輞川の別荘を「輞川荘」と呼ぶようになったのもこのころのことでしょう。詩の最後で、王維はもはや宮廷での席次を争う気もなくなったと詠っています。
山居秋暝 山居秋暝 王 維
空山新雨後 空山くうざん 新雨しんうの後
天気晩来秋 天気 晩来ばんらい秋なり
明月松間照 明月 松間しょうかんに照り
清泉石上流 清泉 石上せきじょうに流る
竹喧帰浣女 竹 喧かまびすしくして浣女かんじょ帰り
蓮動下漁舟 蓮 動いて漁舟ぎょしゅう下る
随意春芳歇 随意なり 春芳しゅんほうの歇つくること
王孫自可留 王孫おうそん 自ら留とどまるべし
寂しい山に秋雨が降り 心も洗われて
秋らしく爽やかな夜となった
明月の月の光が 松の木の間から差し入り
清らかな泉が 石の上を流れる
竹林の向こうで 女たちの賑やかな声がし
蓮の葉がゆれて 釣り舟が川を下っていく
春草が枯れ果てようと 私はかまわない
王孫もきっと この地にとどまるであろうから
詩は輞川山荘の秋の景です。
五言律詩ですが、前半四句は易しい語を使って含蓄の深い景色を詠い出しており、これだけで五言絶句として独立できそうです。
後半四句で人が登場し、村の生活が詠われます。
「浣女」(洗濯をする女)たちの声は竹林の向こうから聞こえ、釣り舟の通る動きは蓮の葉の動きで示され、間接的な表現になっています。描き方に王維の工夫が凝らされている部分です。
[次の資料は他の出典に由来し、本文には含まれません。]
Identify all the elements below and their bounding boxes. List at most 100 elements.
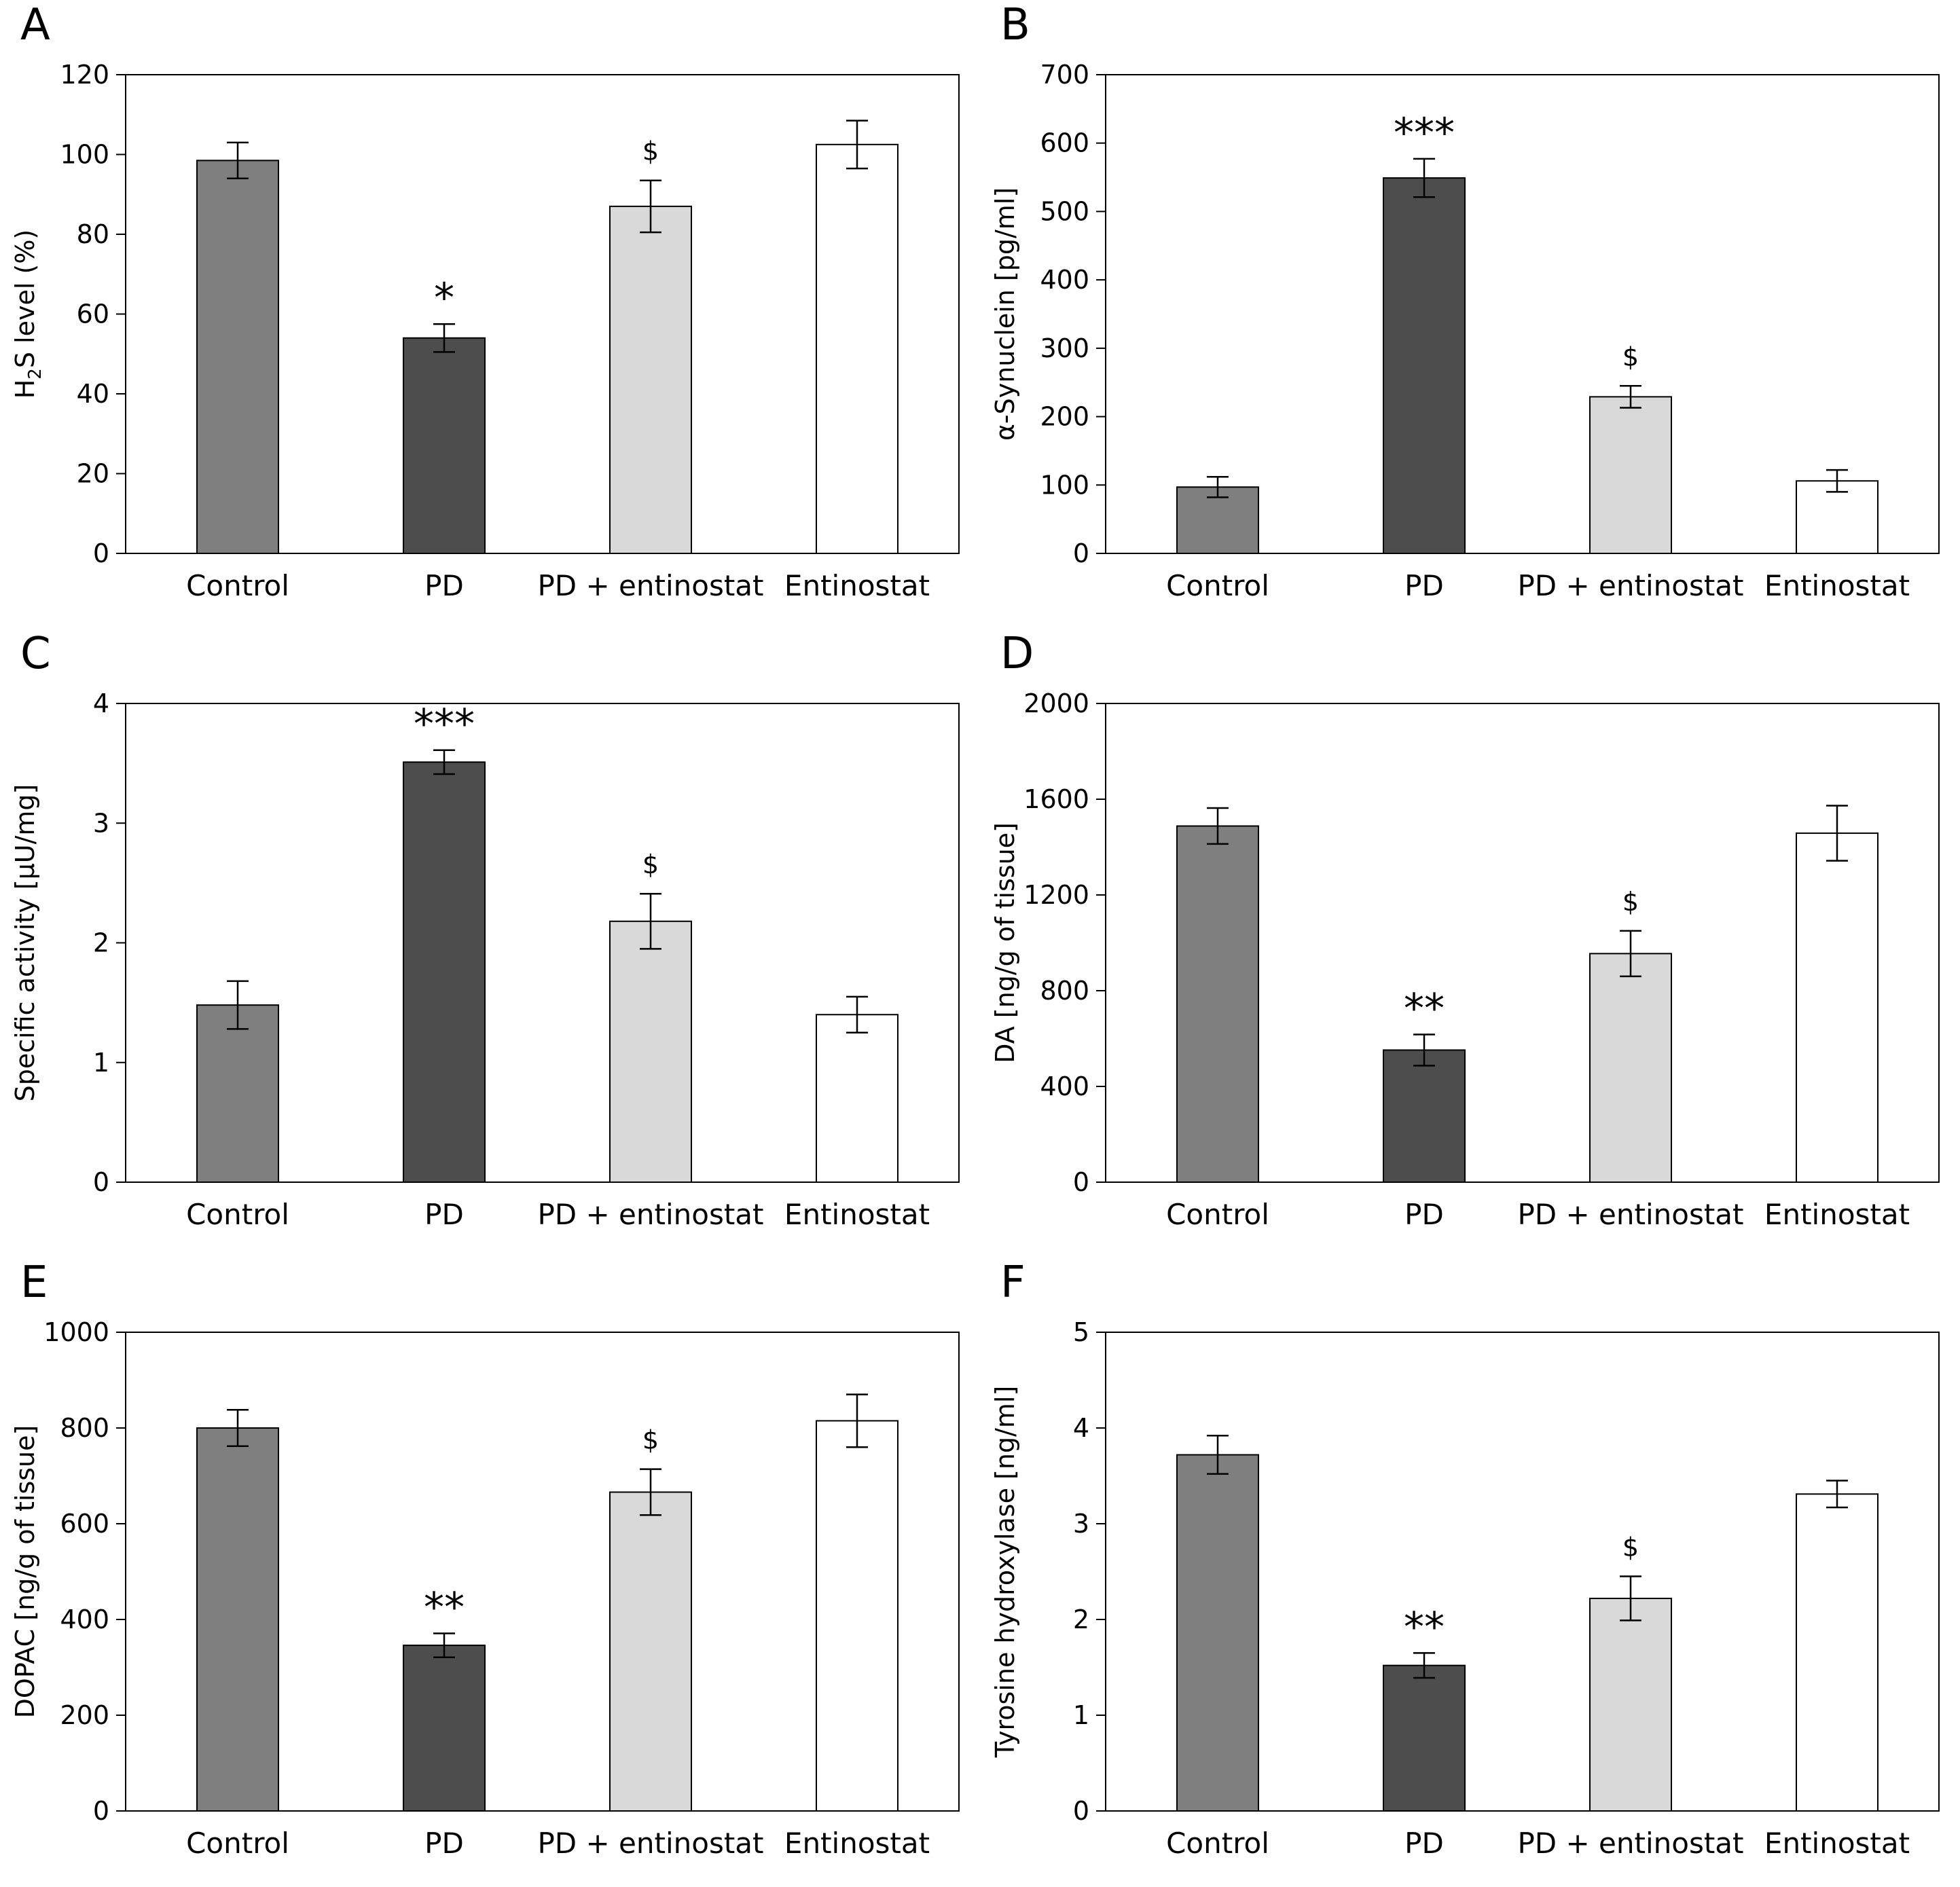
y-tick-label: 700 (1040, 60, 1089, 90)
bar (1176, 825, 1259, 1184)
x-category-label: PD + entinostat (1517, 1198, 1743, 1231)
chart-panel-d: D 0 400 800 1200 1600 2000 DA [ng/g of tissue] C… (980, 629, 1960, 1258)
y-tick-label: 3 (1073, 1509, 1089, 1539)
x-category-label: PD + entinostat (1517, 1827, 1743, 1860)
y-tick-label: 800 (1040, 976, 1089, 1006)
significance-marker: $ (642, 1425, 659, 1455)
y-tick-label: 1 (1073, 1700, 1089, 1730)
chart-svg: A 0 20 40 60 80 100 120 H2S level (%) Control * PD $… (10, 0, 960, 602)
y-axis-title: Specific activity [μU/mg] (10, 784, 40, 1102)
y-tick-label: 2 (1073, 1605, 1089, 1634)
significance-marker: *** (1394, 109, 1455, 157)
bar (1796, 480, 1879, 554)
chart-svg: C 0 1 2 3 4 Specific activity [μU/mg] Control **… (10, 629, 960, 1231)
y-tick-label: 100 (60, 140, 109, 170)
panel-letter: C (20, 629, 51, 679)
x-category-label: Control (1166, 569, 1269, 602)
significance-marker: ** (1404, 1603, 1445, 1651)
y-tick-label: 5 (1073, 1317, 1089, 1347)
y-tick-label: 200 (60, 1700, 109, 1730)
bar (403, 761, 486, 1184)
y-tick-label: 80 (77, 219, 109, 249)
x-category-label: Control (186, 1198, 289, 1231)
y-tick-label: 1200 (1023, 880, 1089, 910)
chart-svg: B 0 100 200 300 400 500 600 700 α-Synuclein [pg/m… (990, 0, 1940, 602)
bar (1796, 1493, 1879, 1812)
significance-marker: $ (1622, 887, 1639, 917)
bar (1383, 1049, 1466, 1183)
y-tick-label: 20 (77, 459, 109, 489)
plot-frame (1105, 1332, 1940, 1812)
y-tick-label: 300 (1040, 333, 1089, 363)
y-tick-label: 60 (77, 299, 109, 329)
y-axis-title-part: H (10, 380, 40, 399)
y-tick-label: 400 (60, 1605, 109, 1634)
y-tick-label: 0 (1073, 538, 1089, 568)
chart-panel-a: A 0 20 40 60 80 100 120 H2S level (%) Control * PD $… (0, 0, 980, 629)
y-tick-label: 120 (60, 60, 109, 90)
y-axis-title-part: S level (%) (10, 230, 40, 368)
bar (403, 337, 486, 554)
significance-marker: *** (414, 701, 475, 748)
panel-letter: A (20, 0, 50, 50)
y-tick-label: 500 (1040, 196, 1089, 226)
y-tick-label: 1000 (43, 1317, 109, 1347)
chart-panel-f: F 0 1 2 3 4 5 Tyrosine hydroxylase [ng/ml] Contr… (980, 1258, 1960, 1886)
x-category-label: PD (424, 569, 464, 602)
bar (196, 1427, 279, 1812)
x-category-label: Entinostat (784, 1827, 930, 1860)
y-axis-title: Tyrosine hydroxylase [ng/ml] (990, 1386, 1020, 1759)
bar (1383, 1664, 1466, 1812)
bar (609, 1491, 692, 1812)
x-category-label: PD + entinostat (537, 569, 763, 602)
x-category-label: PD + entinostat (537, 1198, 763, 1231)
panel-letter: E (20, 1258, 48, 1308)
y-tick-label: 200 (1040, 402, 1089, 432)
y-tick-label: 0 (1073, 1796, 1089, 1826)
chart-svg: D 0 400 800 1200 1600 2000 DA [ng/g of tissue] C… (990, 629, 1940, 1231)
y-tick-label: 2000 (1023, 689, 1089, 718)
y-tick-label: 0 (93, 1796, 109, 1826)
chart-panel-c: C 0 1 2 3 4 Specific activity [μU/mg] Control **… (0, 629, 980, 1258)
panel-letter: F (1000, 1258, 1026, 1308)
bar (816, 143, 899, 554)
x-category-label: Entinostat (1764, 569, 1910, 602)
plot-frame (125, 1332, 960, 1812)
x-category-label: Control (186, 1827, 289, 1860)
bar (1589, 1597, 1672, 1812)
bar (609, 205, 692, 554)
y-tick-label: 600 (1040, 128, 1089, 158)
x-category-label: PD (1404, 1198, 1444, 1231)
y-tick-label: 1600 (1023, 784, 1089, 814)
bar (1589, 953, 1672, 1183)
y-tick-label: 2 (93, 928, 109, 958)
bar (1589, 396, 1672, 554)
bar (609, 920, 692, 1183)
y-tick-label: 4 (1073, 1413, 1089, 1443)
significance-marker: $ (642, 136, 659, 166)
y-tick-label: 600 (60, 1509, 109, 1539)
x-category-label: PD + entinostat (537, 1827, 763, 1860)
significance-marker: * (434, 274, 454, 322)
bar (403, 1645, 486, 1812)
bar (816, 1420, 899, 1812)
bar (1383, 177, 1466, 555)
significance-marker: $ (642, 849, 659, 879)
x-category-label: PD (424, 1198, 464, 1231)
bar (1796, 832, 1879, 1183)
y-tick-label: 400 (1040, 1071, 1089, 1101)
panel-letter: D (1000, 629, 1034, 679)
x-category-label: Control (1166, 1827, 1269, 1860)
significance-marker: ** (424, 1583, 465, 1631)
y-tick-label: 0 (93, 1167, 109, 1197)
x-category-label: Entinostat (1764, 1827, 1910, 1860)
y-axis-title: α-Synuclein [pg/ml] (990, 187, 1020, 441)
x-category-label: Control (1166, 1198, 1269, 1231)
x-category-label: PD (1404, 1827, 1444, 1860)
y-tick-label: 3 (93, 808, 109, 838)
plot-frame (1105, 703, 1940, 1183)
chart-svg: E 0 200 400 600 800 1000 DOPAC [ng/g of tissue]… (10, 1258, 960, 1860)
bar (1176, 1454, 1259, 1812)
x-category-label: Entinostat (1764, 1198, 1910, 1231)
y-tick-label: 100 (1040, 470, 1089, 500)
末尾の「王孫」は楚辞の「招隠士」の詩句を踏まえていますので、このままではわかりにくいのですが、「招隠士」では春草が枯れてしまったので帰ろうと春をほめる詩になっています。
ここではそれを逆に使って、秋になっても王孫はきっとこの地にとどまっていてくれるだろうから私はかまわないと、秋の山居のすばらしさを詠う詩に作り変えているのです。